Vortex is a file format, where as delta lake and iceberg are table formats. it should be compared to Parquet rather than delta lake and iceberg. This guest lecture by a maintainer of Vortex provides a good overview of the file format, motivations for its creation and its key features.

https://www.youtube.com/watch?v=zyn_T5uragA

ks2048 6 hours ago | parent | next [-]

The website could use a comparison / motivation in comparison to Parquet (beyond just stating it's 100x better).

3eb7988a1663 3 hours ago | parent [-]

Agreed, really need a tl;dr here, because Parquet is boring technology. Going to require quite the sales pitch to move. At minimum, I assume it will be years before I could expect native integration in pandas/polars/etc which would make it low effort enough to consider.

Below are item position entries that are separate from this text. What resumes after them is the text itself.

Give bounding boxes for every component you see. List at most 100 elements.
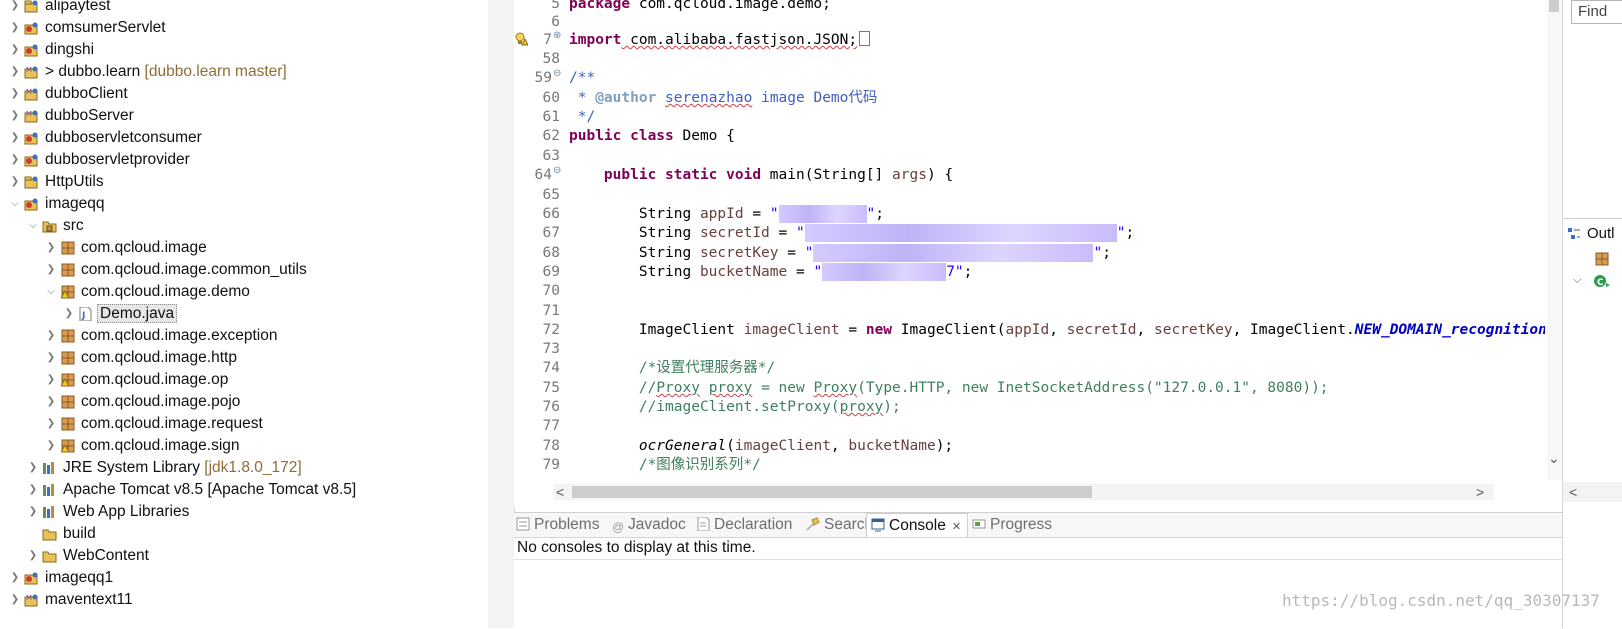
java-editor[interactable]: 5 6 7 ⊕ 58 59 ⊖ 60 61 62 63 64 ⊖ 65 66 6… [514,0,1563,506]
chevron-down-icon[interactable]: ⌵ [10,193,20,215]
chevron-right-icon[interactable]: ❯ [10,567,20,589]
problems-icon [516,517,530,531]
line-number: 67 [542,225,560,241]
close-icon[interactable]: ✕ [952,521,961,533]
library-icon [43,506,54,518]
line-number: 73 [542,341,560,357]
tab-problems[interactable]: Problems [516,513,599,537]
variable: appId [1005,322,1050,338]
chevron-right-icon[interactable]: ❯ [10,149,20,171]
chevron-right-icon[interactable]: ❯ [10,105,20,127]
javadoc [656,90,665,106]
chevron-right-icon[interactable]: ❯ [10,0,20,17]
chevron-right-icon[interactable]: ❯ [28,479,38,501]
variable: imageClient [743,322,840,338]
chevron-right-icon[interactable]: ❯ [46,435,56,457]
scroll-thumb[interactable] [1549,0,1559,12]
chevron-right-icon[interactable]: ❯ [46,325,56,347]
code-text: ; [963,264,973,280]
folded-code-marker[interactable] [859,31,871,46]
chevron-right-icon[interactable]: ❯ [10,127,20,149]
tab-console[interactable]: Console ✕ [866,513,969,538]
line-number: 69 [542,264,560,280]
code-area[interactable]: package com.qcloud.image.demo; import co… [569,0,1545,480]
code-text: = [743,206,770,222]
variable: secretKey [1153,322,1233,338]
chevron-right-icon[interactable]: ❯ [28,457,38,479]
chevron-right-icon[interactable]: ❯ [46,369,56,391]
view-tab-bar: Problems @ Javadoc Declaration Search Con… [514,513,1622,538]
string-literal: 7" [946,264,964,280]
package-icon [61,241,75,255]
tree-label: dingshi [45,41,95,58]
svg-text:J: J [81,311,85,321]
scroll-right-icon[interactable]: > [1476,484,1484,500]
chevron-right-icon[interactable]: ❯ [10,171,20,193]
comment: //imageClient.setProxy( [569,399,840,415]
chevron-right-icon[interactable]: ❯ [46,237,56,259]
chevron-right-icon[interactable]: ❯ [10,61,20,83]
tab-javadoc[interactable]: @ Javadoc [612,513,686,537]
static-field: NEW_DOMAIN_recognition [1354,322,1545,338]
code-text: , [1049,322,1067,338]
chevron-right-icon[interactable]: ❯ [46,391,56,413]
declaration-icon [697,517,710,531]
web-project-icon [24,154,38,167]
scroll-thumb[interactable] [572,486,1092,498]
find-input[interactable]: Find [1571,0,1622,24]
chevron-right-icon[interactable]: ❯ [28,545,38,567]
chevron-right-icon[interactable]: ❯ [10,83,20,105]
tree-label: com.qcloud.image.http [81,349,237,366]
tab-declaration[interactable]: Declaration [696,513,792,537]
tab-outline[interactable]: Outl [1563,222,1622,246]
tree-label-wrap: JRE System Library [jdk1.8.0_172] [63,457,302,479]
code-text: ImageClient( [892,322,1006,338]
class-icon[interactable]: C [1593,274,1611,288]
source-folder-icon [42,221,57,233]
chevron-right-icon[interactable]: ❯ [46,413,56,435]
chevron-down-icon[interactable]: ⌵ [28,215,38,237]
chevron-right-icon[interactable]: ❯ [64,303,74,325]
package-icon[interactable] [1595,252,1609,266]
chevron-right-icon[interactable]: ❯ [46,259,56,281]
chevron-right-icon[interactable]: ❯ [10,39,20,61]
scroll-left-icon[interactable]: < [556,484,564,500]
console-divider [514,559,1622,560]
package-icon [61,417,75,431]
comment: // [569,380,657,396]
fold-collapse-icon[interactable]: ⊖ [553,68,563,79]
chevron-down-icon[interactable]: ⌵ [1573,274,1581,287]
outline-horizontal-scrollbar[interactable]: < [1563,482,1622,502]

Parquet is ..fine, I guess. It is good enough. Why invoke churn? Sell me on the vision.

bsder 4 minutes ago | parent | next [-]

> Going to require quite the sales pitch to move.

Mutability would be one such pitch I would like to see ...

frisbm 2 hours ago | parent | prev [-]

DuckDB just added support for vortex in their last release using the Vortex Python package so hopefully other tools wont be too far behind

sys13 6 hours ago | parent | prev [-]

I think it would still make sense to compare with those table formats, or is the idea that you would only use this if you could not use a table format?

bz_bz_bz 5 hours ago | parent [-]

That’s like comparing words with characters.

Vortex is, roughly, how you save data to files and Iceberg is the database-like manager of those files. You’ll soon be able to run Iceberg using Vortex because they are complementary, not competing, technologies.